The next day it rained like nobody's business, and the 8km hike back was ridiculously muddy and slippery. I was lucky and didn't fall, but only because I had a walking stick and some help from the tribal girls. I got back totally soaked and fortunately the tour agency let me take a shower there and put on some dry clothes, before heading off to the border. I bought a ticket from them all the way to Kunming, and in Vietnam's final insult, I got scammed one last time.
I do believe that the girl who sold me the ticket thought she was telling the truth that I was to be on a nice, new, air-conditioned sleeper bus. However, her boss had other ideas, and he knew that once I crossed the border, I couldn't come back and get angry with him about it. The border crossing was very complicated, and Vietnam not only took away my visa but never even stamped my passport, so it appears like I was never even there! And the Chinese guys had a very long discussion, made me sign my name again, and compared me to my photo for a while before finally letting me through.
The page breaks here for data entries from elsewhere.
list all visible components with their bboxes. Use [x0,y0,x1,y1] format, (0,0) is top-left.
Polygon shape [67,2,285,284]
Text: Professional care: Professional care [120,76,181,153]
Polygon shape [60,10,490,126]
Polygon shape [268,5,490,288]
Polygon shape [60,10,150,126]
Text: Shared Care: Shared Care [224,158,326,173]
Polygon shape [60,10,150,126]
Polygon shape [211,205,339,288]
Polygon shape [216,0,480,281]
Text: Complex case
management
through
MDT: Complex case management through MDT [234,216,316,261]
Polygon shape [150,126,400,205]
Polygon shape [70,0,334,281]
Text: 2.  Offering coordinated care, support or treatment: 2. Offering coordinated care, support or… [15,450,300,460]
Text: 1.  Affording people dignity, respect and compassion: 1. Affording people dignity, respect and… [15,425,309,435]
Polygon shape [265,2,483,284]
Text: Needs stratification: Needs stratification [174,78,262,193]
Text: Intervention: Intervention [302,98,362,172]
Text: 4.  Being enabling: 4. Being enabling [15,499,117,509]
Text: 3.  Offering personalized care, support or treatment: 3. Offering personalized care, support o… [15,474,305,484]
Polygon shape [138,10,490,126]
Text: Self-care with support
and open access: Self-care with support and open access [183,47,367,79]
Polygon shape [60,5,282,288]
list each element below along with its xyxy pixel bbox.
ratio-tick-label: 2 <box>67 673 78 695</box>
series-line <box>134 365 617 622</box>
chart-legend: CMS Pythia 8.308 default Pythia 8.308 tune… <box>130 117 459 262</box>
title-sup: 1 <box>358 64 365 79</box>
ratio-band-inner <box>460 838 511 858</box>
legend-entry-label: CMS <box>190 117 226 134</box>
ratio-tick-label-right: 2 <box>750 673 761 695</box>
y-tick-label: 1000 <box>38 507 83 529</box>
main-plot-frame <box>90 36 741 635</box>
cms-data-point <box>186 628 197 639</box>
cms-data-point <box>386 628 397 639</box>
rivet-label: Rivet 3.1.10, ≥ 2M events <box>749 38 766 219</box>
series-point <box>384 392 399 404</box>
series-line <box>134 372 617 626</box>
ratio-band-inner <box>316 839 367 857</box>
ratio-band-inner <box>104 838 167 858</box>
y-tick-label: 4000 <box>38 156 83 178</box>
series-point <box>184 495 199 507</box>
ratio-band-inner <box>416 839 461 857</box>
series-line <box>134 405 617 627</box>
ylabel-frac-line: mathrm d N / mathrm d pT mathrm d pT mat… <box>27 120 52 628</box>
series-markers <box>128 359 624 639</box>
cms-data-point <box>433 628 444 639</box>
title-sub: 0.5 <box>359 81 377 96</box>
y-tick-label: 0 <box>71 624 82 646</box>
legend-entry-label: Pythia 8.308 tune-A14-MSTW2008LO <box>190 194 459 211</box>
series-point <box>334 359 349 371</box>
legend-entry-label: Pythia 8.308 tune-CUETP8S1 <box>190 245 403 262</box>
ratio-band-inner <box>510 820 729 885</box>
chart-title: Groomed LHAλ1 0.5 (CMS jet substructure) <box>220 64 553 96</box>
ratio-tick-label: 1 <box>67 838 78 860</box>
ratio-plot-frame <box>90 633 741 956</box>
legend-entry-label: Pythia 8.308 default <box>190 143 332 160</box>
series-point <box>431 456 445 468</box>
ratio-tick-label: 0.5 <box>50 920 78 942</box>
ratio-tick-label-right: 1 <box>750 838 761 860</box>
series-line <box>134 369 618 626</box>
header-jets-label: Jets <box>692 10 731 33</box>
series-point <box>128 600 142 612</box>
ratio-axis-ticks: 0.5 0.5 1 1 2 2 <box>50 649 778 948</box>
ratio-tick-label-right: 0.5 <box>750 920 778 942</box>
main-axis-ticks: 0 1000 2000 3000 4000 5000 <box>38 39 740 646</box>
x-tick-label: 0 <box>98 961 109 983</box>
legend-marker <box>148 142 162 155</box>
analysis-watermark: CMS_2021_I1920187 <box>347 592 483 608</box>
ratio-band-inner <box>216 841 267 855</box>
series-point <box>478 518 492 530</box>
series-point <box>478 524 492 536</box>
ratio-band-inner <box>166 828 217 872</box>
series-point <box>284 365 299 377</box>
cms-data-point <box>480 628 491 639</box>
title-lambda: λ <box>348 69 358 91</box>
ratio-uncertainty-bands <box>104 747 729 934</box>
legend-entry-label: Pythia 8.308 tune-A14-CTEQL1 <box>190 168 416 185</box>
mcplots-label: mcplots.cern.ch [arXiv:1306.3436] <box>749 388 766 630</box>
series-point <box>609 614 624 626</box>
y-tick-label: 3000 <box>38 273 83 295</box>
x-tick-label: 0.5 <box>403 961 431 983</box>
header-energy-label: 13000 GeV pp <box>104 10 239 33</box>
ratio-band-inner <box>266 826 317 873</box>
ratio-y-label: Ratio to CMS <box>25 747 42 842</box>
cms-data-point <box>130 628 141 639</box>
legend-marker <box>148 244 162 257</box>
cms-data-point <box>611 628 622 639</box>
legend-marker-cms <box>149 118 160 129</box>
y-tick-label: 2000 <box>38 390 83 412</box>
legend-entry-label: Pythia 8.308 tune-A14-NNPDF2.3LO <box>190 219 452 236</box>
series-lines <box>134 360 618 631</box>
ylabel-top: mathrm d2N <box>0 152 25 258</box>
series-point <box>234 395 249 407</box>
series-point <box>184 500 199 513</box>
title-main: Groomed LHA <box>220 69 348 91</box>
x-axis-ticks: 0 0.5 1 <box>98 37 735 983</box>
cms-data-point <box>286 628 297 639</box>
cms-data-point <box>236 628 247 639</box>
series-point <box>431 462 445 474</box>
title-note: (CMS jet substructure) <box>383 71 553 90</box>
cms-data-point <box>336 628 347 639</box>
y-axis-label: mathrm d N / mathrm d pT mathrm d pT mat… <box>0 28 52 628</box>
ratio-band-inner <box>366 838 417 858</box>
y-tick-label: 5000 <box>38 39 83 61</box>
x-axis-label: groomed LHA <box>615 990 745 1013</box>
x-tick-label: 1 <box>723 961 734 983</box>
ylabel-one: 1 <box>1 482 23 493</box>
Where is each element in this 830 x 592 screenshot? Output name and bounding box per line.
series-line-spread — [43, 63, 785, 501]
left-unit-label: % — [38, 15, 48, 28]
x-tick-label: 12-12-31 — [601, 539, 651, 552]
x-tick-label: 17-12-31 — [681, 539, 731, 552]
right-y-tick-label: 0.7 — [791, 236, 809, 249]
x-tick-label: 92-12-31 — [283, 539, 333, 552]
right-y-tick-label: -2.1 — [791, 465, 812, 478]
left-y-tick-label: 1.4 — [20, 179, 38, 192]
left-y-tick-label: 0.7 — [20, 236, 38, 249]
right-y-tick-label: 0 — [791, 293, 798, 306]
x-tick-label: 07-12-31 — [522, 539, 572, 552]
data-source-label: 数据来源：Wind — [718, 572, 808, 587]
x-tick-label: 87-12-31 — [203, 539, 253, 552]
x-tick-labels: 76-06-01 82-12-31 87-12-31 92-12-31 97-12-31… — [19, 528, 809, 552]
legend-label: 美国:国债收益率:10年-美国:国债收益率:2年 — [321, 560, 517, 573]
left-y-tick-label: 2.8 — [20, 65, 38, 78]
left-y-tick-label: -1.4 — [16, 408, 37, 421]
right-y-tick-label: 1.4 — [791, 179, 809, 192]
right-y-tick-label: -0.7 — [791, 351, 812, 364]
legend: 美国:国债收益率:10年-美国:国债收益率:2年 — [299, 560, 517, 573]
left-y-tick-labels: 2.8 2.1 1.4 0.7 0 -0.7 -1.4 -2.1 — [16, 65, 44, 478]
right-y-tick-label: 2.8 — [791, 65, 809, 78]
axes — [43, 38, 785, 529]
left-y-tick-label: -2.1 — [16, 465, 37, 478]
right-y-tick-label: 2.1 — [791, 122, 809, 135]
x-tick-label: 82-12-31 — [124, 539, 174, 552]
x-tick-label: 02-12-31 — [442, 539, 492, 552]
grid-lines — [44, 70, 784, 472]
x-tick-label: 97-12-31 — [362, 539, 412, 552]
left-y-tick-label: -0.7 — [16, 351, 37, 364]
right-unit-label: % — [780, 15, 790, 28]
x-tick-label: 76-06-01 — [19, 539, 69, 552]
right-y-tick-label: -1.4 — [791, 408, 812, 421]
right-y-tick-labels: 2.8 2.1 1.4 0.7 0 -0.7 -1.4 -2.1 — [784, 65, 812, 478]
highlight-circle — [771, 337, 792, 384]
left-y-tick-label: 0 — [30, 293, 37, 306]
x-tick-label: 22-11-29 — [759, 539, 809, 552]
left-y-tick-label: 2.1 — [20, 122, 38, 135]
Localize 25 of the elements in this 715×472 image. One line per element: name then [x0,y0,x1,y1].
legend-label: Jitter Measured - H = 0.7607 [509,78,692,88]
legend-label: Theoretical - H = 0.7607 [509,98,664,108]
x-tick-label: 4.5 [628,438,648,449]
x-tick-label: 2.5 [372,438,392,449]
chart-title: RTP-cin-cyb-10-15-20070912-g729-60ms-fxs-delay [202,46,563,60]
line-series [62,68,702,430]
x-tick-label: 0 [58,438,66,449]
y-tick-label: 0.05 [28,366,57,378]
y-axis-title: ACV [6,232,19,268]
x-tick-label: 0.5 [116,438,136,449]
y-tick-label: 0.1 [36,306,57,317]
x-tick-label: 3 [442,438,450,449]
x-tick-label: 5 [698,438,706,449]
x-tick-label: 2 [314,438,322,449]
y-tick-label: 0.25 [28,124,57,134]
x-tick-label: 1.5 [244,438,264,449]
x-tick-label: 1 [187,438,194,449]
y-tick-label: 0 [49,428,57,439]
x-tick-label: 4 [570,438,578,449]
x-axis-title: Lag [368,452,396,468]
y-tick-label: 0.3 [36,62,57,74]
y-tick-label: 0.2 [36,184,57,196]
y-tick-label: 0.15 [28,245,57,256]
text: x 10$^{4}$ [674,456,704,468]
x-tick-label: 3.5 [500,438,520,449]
At the bus station, some guy showed me a badge that said "license" and tried to get me to go to his office to "ask me some questions". I don't know what he wanted, but when I said he had to ask me the questions in public, he tried to sell me water and then to change my money before finally giving up. And of course I was not on the nice sleeper, but one that was better than but quite similar to the horrible one I took to Vietnam in the first place, closing up a nice little circle for my sojourn in Vietnam. Some guy on the bus kept yelling at me - I have no idea why - and the bus broke down in the middle of the night and they spent 90 minutes trying to fix the engine in the dark. And to top it all off, they broke my backpack - ripping one of the straps right off the front of it. At least they didn't steal anything, which is what I was expecting to happen. The road was horrible, and there were times we bumped so hard I was bounced totally up off my bunk. I had to hang on to the window for most of the night to keep from falling, and though I read a lot of my book, I didn't get much sleep.
And now I'm back in China. It's weird to be back - it's much more challenging to travel here, and I was kind of enjoying the ease of travel in Vietnam. In fact, I liked Vietnam so much I was very tempted to stay a lot longer. It's definitely a place I'll return to. But China is nice too, and actually the people I've met here have been extremely nice as well, but fewer of them speak any English at all, so it's hard to find out how nice they really are.
Well, I've rambled on, but it's been quite a week. Hope I've kept you all entertained. It's certainly been an adventure over here.